Hi all, I have limited knowledge when using OR features of SQL - especially concerning embedding objects as types. I just wondered if anyone could point out to me some of the potential drawbacks of using OR features, especially in regard to querying, schema evolution and defining data structures.
In my mind, there are three different classes of database engines for this question: engines that are object based, engines that use SQL without extensions to support objects, and engines that use SQL that have object oriented extensions.
In an object based system, such as Eifel, SmallTalk, or MUMPS the question is moot since all you've got are objects. These tools usually bolt "data storage" onto an object framework. I don't know of a truely object oriented database that performs well enough for production commercial use, but there were some really promising possibilities a few years ago that might still come to fruition.

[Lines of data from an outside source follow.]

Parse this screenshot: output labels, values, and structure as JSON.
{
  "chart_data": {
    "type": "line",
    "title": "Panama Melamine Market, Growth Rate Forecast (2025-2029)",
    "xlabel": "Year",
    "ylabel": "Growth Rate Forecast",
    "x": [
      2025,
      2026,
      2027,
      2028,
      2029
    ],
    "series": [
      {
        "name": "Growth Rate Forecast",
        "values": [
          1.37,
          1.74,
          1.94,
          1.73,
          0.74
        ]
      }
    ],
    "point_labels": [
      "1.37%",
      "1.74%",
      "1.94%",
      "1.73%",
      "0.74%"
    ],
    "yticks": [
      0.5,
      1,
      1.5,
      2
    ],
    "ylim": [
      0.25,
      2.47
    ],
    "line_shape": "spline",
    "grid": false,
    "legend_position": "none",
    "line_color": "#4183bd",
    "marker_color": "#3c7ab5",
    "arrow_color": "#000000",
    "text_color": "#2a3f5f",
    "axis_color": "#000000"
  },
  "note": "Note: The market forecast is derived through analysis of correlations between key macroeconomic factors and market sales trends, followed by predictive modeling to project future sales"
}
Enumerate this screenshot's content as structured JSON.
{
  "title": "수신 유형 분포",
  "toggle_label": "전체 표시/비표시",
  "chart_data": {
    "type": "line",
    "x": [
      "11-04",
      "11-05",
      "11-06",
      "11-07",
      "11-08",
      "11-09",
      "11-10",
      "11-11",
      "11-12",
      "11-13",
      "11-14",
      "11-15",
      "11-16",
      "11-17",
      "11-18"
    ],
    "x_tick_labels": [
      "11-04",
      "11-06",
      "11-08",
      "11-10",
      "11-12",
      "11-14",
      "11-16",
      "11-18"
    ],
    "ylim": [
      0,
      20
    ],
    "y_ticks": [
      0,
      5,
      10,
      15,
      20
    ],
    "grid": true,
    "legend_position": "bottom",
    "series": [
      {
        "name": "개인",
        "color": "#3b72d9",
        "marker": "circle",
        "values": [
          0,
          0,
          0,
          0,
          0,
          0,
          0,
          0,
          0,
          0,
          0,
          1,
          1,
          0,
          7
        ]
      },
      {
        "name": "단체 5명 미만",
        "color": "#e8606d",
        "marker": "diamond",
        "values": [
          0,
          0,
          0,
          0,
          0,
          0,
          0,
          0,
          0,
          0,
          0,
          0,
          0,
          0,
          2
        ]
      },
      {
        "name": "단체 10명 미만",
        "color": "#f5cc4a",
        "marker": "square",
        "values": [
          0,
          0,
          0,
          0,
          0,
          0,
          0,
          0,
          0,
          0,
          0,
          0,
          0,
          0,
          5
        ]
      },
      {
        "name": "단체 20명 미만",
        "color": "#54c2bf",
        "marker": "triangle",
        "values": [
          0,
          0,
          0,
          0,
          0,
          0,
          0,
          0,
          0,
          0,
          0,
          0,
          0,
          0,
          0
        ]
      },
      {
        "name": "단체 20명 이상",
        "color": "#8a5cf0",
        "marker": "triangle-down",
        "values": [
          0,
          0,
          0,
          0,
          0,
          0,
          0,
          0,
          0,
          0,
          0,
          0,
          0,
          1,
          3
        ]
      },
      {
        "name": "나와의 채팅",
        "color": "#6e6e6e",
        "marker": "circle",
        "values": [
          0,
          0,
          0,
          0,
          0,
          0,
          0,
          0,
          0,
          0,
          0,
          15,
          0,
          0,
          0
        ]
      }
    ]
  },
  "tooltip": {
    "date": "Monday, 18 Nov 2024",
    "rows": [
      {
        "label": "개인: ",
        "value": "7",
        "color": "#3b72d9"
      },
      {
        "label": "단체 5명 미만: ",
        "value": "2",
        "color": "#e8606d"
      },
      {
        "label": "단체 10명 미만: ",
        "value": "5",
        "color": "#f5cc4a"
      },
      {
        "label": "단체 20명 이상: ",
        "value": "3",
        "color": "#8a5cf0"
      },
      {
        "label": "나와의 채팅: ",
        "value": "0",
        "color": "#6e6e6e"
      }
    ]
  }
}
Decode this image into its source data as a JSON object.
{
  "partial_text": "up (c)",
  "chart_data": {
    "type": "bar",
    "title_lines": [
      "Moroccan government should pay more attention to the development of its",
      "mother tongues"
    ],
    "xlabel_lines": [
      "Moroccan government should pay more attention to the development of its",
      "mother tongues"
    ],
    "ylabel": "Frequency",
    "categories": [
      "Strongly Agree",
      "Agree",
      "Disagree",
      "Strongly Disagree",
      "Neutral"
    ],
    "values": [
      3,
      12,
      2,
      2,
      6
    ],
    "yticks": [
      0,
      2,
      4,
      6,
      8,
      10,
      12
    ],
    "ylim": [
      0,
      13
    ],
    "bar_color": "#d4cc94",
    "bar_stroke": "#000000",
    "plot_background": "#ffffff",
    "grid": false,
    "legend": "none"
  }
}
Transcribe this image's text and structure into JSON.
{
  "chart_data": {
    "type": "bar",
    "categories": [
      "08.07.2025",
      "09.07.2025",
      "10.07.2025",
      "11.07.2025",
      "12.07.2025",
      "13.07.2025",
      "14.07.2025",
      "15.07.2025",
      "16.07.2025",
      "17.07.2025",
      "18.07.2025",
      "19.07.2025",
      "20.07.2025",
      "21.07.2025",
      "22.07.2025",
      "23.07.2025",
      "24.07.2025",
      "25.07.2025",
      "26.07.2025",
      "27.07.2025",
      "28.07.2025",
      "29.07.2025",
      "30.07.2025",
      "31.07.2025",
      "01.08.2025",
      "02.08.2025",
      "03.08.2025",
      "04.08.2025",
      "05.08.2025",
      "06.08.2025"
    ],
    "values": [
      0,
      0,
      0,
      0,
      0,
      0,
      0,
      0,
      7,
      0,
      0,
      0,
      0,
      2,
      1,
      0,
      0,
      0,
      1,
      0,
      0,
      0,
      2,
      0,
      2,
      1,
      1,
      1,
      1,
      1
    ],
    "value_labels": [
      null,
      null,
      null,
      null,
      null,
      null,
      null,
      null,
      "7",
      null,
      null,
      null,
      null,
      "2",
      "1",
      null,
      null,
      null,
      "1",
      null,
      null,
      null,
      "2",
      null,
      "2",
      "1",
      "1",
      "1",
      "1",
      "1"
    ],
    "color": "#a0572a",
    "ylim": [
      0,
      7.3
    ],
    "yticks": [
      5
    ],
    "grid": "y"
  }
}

SQL engines without significcant object extensions are the "workhorses" of the database world. I'd estimate that they do 95% of the database work in today's world. These engines are usually based on nearly pure relational algebra. This makes them a poor fit for object oriented queries, since many of the key features of object orientation like inheritance and polymorphism are difficult to represent using relational algebra, and are practically impossible to implement using the syntax supported by most of these engines.
This leaves the field pretty much "wide open" for the SQL with object extensions group. These engines all do things slightly differently, and all suffer from trying to exist in two worlds at once that seem to be more or less incompatible. There is a lot of promise, but so far I haven't seen anything that does what I consider to be a good job of bridging the relational and object oriented worlds.